The pitch chart tells the whole story. When the Astros’ lineup realized that Severino couldn’t drive the ball down, they began to sit on pitches up in the zone. That resulted in three runs and four baserunners in the fifth inning. He struggled to throw strikes during the entire frame. Sure, the umpire squeezed him to a degree, but Severino really nibbled. He didn’t appear to have any conviction in his pitches.

Those runs ultimately cost the Yankees the game. Verlander, who apparently rediscovered his 2011 on the way to joining the Astros, took that as a mighty fine cushion. The Bombers made him work, but did anyone actually feel good about handing one of the most dominant pitchers in baseball a lead of three runs?

As the game unfolded, I thought the Joe Girardi should have employed a quicker hook with Severino. With a few hours to reflect, I feel even stronger about that. After walking two batters and surrendering a RBI single to Brian McCann, Girardi should have gone to the bullpen. Jose Altuve was due up, and while Severino overpowered him earlier in the game, this matchup felt doomed from the start. You could see his two-run RBI coming from a mile away.

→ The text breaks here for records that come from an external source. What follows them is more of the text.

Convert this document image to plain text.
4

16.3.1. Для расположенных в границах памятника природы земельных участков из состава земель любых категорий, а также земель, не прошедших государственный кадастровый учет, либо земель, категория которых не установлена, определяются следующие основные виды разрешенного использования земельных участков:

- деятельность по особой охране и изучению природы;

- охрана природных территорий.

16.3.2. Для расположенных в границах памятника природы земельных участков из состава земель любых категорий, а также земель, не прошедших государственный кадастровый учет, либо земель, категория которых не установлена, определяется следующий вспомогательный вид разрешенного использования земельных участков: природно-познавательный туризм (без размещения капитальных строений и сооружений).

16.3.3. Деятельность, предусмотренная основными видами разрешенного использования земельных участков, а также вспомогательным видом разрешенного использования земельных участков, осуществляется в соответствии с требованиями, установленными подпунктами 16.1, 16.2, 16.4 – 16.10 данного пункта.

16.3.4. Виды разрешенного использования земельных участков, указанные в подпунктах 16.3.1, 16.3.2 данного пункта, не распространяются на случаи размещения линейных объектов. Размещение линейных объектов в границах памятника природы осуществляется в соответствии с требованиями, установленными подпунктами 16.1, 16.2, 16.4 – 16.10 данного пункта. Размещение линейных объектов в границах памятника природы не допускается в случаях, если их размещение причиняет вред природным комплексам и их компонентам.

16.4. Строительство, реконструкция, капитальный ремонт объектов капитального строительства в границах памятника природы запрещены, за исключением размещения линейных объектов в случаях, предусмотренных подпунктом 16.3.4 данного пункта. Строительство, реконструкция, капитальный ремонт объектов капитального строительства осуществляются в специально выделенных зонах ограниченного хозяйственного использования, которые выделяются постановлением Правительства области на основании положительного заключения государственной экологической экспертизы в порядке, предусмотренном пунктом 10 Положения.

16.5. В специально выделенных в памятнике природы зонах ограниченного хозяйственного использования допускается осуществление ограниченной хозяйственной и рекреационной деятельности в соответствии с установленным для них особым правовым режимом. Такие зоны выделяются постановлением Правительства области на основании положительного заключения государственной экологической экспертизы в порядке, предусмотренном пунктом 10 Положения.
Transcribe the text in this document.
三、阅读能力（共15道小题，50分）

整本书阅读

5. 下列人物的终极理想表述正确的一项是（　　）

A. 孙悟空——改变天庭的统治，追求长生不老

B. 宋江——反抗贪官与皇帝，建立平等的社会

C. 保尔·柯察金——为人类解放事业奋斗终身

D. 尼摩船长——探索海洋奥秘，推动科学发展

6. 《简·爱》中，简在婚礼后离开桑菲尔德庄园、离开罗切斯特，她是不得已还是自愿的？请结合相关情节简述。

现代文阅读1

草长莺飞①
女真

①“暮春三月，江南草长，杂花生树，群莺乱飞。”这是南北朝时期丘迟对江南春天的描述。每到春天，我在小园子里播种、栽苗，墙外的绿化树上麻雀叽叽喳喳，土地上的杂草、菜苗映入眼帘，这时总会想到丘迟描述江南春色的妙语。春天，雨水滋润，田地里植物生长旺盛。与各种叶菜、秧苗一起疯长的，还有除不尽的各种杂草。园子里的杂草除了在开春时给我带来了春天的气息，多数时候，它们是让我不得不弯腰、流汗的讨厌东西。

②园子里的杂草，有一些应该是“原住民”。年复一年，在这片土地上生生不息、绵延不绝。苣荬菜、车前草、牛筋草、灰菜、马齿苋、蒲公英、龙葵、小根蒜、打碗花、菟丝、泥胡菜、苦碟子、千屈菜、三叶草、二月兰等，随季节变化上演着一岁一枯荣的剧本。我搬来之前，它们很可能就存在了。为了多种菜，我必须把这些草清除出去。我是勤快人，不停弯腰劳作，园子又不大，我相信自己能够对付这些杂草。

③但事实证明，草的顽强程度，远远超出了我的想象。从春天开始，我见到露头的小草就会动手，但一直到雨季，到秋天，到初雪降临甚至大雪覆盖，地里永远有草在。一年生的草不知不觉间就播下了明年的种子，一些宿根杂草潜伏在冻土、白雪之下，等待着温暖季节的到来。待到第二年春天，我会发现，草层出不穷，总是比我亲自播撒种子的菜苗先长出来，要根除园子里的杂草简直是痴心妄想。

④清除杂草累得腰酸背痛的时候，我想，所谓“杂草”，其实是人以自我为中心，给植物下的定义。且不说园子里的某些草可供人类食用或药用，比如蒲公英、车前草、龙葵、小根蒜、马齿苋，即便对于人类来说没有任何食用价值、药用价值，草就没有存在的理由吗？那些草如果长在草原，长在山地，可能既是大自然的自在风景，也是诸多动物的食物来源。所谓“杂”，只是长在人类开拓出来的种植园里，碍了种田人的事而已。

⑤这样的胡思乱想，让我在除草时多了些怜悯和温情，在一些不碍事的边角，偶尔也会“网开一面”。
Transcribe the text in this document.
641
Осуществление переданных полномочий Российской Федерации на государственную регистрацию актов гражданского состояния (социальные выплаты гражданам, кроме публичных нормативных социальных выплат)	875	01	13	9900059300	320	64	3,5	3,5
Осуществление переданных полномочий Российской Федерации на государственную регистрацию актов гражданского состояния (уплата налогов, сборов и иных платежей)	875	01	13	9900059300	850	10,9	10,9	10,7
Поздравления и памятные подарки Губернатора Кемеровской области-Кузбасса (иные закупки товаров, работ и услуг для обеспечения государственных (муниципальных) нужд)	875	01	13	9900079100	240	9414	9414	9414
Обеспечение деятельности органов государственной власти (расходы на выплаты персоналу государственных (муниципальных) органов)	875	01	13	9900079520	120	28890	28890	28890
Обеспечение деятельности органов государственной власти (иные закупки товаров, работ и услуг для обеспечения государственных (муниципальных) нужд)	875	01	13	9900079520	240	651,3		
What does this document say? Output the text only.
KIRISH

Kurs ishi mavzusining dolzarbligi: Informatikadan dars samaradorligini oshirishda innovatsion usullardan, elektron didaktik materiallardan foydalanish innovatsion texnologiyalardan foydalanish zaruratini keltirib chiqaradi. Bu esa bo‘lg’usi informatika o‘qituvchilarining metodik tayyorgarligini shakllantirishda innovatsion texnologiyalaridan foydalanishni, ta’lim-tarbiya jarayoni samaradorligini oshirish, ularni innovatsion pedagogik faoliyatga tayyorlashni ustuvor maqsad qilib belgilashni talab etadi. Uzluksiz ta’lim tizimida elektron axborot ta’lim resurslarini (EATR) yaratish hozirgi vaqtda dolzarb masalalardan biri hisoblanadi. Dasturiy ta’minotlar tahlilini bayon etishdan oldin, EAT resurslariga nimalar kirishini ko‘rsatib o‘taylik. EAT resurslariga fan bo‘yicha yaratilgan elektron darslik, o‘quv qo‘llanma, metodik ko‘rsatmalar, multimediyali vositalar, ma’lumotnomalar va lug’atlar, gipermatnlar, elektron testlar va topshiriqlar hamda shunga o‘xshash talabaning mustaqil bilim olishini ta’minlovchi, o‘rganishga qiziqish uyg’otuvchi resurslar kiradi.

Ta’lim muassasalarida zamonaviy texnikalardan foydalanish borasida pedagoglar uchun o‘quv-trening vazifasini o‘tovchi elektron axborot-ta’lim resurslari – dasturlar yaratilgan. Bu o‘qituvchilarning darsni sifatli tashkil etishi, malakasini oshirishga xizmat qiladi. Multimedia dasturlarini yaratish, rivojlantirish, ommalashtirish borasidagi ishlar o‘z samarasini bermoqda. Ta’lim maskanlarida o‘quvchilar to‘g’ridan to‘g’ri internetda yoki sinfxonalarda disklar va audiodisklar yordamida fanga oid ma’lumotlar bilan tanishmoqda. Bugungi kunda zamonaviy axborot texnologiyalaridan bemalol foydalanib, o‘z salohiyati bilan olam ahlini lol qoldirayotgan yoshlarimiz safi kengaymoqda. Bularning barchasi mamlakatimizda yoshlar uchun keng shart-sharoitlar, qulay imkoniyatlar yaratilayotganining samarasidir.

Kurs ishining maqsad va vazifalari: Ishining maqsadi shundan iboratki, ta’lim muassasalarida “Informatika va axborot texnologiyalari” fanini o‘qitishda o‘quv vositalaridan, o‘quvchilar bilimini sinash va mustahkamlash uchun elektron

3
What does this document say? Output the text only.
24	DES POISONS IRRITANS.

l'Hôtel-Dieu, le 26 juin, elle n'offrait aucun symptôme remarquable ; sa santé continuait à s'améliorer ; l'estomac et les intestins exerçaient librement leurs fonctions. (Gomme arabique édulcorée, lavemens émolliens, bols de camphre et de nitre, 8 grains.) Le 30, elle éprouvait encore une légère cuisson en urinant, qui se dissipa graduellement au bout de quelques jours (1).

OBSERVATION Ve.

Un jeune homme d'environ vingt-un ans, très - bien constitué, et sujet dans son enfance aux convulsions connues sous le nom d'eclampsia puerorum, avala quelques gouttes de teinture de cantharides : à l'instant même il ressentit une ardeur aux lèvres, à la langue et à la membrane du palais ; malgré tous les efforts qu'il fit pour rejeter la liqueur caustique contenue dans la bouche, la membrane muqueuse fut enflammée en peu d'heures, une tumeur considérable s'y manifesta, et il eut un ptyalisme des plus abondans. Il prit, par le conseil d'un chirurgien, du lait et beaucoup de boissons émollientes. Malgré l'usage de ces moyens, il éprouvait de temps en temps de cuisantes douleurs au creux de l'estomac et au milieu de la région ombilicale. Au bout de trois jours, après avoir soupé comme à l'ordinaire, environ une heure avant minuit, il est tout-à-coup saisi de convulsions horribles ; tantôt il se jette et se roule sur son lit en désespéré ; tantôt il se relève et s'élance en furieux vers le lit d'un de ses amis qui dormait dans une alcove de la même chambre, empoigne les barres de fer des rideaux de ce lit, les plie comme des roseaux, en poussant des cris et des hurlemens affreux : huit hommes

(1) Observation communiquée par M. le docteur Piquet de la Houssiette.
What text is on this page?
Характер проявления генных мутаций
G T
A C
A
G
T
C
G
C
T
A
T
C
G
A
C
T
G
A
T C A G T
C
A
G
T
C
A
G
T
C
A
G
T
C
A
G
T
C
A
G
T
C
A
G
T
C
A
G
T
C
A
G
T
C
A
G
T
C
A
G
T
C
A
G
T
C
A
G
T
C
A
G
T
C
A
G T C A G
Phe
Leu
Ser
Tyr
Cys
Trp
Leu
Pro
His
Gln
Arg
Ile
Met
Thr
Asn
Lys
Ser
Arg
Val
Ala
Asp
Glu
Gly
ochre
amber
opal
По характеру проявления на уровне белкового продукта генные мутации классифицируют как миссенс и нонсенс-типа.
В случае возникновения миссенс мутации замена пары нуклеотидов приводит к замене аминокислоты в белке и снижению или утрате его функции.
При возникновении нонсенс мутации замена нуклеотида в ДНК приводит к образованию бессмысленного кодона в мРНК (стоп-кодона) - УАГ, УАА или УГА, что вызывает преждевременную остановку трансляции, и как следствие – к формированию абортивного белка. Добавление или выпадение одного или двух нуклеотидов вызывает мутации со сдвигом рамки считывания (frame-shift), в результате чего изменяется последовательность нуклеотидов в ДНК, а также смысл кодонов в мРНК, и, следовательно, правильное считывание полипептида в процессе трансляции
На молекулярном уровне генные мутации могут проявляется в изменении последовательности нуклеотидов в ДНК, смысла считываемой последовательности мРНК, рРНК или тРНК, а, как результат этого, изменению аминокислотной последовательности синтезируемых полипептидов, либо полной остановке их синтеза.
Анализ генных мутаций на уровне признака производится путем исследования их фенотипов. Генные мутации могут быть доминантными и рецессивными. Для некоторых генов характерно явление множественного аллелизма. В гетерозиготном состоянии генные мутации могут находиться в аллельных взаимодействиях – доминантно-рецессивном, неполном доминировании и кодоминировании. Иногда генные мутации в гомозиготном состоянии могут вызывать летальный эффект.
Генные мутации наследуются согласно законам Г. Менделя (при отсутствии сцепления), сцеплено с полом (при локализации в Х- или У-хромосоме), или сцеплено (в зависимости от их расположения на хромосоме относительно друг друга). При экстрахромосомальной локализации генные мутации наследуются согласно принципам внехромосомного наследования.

Prior to Friday night’s matchup, Girardi suggested that he would treat the showdown as if it was elimination scenario. "I'm trying to treat it as win one game,” he told the New York Daily News. “It's kind of been what we've talked about the whole time we've been in the playoffs. And you just focus on that." Leaving Severino in a few batters too long, however, directly resulted in the Bombers dropping the ballgame.

Without Severino, the Yankees wouldn’t be within one game of the World Series. He’s a pillar of the the team’s success, a cornerstone of the franchise. No pitcher proves as important to the club than Severino. That said, he shouldn’t be immune to the quick hook. If Girardi was determined to clinch the pennant on Friday night, he should have gone to the bullpen after the first run came across. Now the Yankees will face a Game Seven in enemy territory. When all is said and done, a lot of decisions in the ALCS will be questioned. Expect this one to receive some scrutiny.